We present a device that can provide safe, low cost cooling and heating without electricity, which can preserve food and medicine in remote environments, potentially saving the lives of up to 1.5 million children who die each year of vaccine-preventable diseases. It could also provide backpackers electricity-free heating.
The device is essentially a heat pump, transitioning from ambient temperature to warm or cold in a matter of minutes. It can keep vaccines cold by absorbing heat from an insulated container during its cooling phase, and releasing that heat outside during its heating phase.
How it Works
The device operates using two chambers separated by a semipermeable membrane, containing exothermic Calcium Chloride (CaCl2) on one side, and endothermic Sodium Nitrate (NaNO3) on the other. CaCl2 and NaNO3 were specifically chosen for several reasons: their saturated solutions have similar concentrations, their concentrations are temperature dependant, and the temperature/concentration lines cross in such a way that significant heating and cooling can be triggered simply by applying small temperature changes (Figure 1).
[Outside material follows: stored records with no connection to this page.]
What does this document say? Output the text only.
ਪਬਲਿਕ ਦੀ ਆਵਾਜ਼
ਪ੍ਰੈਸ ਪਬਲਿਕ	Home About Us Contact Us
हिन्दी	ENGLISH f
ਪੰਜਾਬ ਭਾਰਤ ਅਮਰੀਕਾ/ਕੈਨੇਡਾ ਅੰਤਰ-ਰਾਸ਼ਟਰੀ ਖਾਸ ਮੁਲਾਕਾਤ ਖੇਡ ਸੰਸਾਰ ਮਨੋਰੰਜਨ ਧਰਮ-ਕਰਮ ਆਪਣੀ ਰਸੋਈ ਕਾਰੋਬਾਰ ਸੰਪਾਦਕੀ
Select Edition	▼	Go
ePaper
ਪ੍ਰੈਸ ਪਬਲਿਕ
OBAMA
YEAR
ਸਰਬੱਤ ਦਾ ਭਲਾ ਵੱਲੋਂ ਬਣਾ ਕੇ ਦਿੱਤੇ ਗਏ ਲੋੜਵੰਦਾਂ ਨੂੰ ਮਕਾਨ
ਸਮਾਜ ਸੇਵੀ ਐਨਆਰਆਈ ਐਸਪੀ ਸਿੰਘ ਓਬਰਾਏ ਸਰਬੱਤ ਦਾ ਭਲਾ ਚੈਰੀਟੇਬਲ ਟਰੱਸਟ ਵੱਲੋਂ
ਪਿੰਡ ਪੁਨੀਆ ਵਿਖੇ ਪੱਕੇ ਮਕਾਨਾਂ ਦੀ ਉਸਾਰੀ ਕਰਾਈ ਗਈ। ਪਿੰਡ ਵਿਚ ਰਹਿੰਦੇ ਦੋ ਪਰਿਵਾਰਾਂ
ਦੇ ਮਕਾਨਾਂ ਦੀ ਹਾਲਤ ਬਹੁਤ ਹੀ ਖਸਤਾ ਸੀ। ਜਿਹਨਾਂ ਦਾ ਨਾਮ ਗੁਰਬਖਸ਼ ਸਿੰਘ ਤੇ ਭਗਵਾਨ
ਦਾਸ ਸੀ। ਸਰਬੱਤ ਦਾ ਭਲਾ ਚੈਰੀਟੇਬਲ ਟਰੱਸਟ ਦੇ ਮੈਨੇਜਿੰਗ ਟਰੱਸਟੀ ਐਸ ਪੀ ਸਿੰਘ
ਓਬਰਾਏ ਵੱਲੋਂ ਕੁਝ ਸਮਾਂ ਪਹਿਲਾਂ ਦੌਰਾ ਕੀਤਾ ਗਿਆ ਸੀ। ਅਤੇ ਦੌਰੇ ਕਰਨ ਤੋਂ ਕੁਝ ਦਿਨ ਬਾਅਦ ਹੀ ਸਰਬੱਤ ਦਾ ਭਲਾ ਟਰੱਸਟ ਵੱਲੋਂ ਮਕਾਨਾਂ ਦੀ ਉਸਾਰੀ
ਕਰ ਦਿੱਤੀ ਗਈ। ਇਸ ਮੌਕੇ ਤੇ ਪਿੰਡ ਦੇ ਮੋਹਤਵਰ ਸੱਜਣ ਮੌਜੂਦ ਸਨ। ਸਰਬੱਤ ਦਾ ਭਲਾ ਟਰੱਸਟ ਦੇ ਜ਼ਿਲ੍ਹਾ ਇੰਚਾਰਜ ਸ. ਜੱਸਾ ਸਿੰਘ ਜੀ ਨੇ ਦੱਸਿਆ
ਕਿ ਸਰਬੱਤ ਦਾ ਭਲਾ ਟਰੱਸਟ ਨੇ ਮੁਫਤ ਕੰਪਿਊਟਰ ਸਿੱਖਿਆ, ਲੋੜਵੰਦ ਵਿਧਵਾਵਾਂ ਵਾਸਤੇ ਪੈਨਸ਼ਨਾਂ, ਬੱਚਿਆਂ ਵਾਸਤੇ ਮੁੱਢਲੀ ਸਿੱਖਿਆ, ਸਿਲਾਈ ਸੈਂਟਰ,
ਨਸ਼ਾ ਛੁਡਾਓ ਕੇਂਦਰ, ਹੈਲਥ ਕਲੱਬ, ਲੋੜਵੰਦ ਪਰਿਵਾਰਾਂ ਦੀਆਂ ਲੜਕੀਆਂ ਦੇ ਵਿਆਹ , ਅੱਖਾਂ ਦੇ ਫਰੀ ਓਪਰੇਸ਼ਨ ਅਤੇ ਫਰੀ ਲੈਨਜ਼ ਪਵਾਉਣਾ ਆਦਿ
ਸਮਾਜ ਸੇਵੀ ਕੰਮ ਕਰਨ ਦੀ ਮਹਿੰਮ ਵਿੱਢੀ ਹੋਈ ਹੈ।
Raising or lowering the temperature above/below 23°C makes one salt more soluble than the other, pulling water to it and causing significant heating or cooling (+/- 30˚C) in just a few minutes. Importantly, the dissolution process is reversible, so if a salt releases heat when it dissolves, then it absorbs the same amount when it precipitates, meaning both salts contribute to both heating and cooling.
To use the device for cooling (Figure 2), place it into a cool environment, slightly below 23˚C (e.g. bucket of river water or already chilled cooler). At this temperature, NaNO3 is more soluble than CaCl2 so the water will migrate to the NaNO3 chamber, beginning the cooling cycle. It can then be placed into an insulated box to protect food or medicine. It will absorb heat from the box. When the device is removed from the box, it warms to the outside ambient temperature. Above 23˚C the water migrates to the CaCl2 chamber, and the device becomes very hot, releasing heat absorbed from within the box. It is then allowed to cool to the ambient temperature, and is now ready to be used again.
For providing warmth in a cold environment, this process is reversed (Figure 3) and can be triggered with a small amount of heat (e.g. by holding close to your body or laying it in the sun).
This device uses commonly available materials. Our prototype consists of a flexible, waterproof plastic bag, an inner bag made of a semipermeable membrane, CaCl2, NaNO3 and water. The NaNO3 is placed inside the semipermeable membrane bag which is sealed and placed inside the waterproof plastic bag. CaCl2 and water are added to the waterproof bag and then the waterproof bag is sealed.
The only expensive or difficult to manufacture component is the semipermeable membrane, which needs to be durable enough to survive repeated cycles. Similar membranes are commercially available in products retailing for around $50.
We've filed a Provisional Patent on this technology.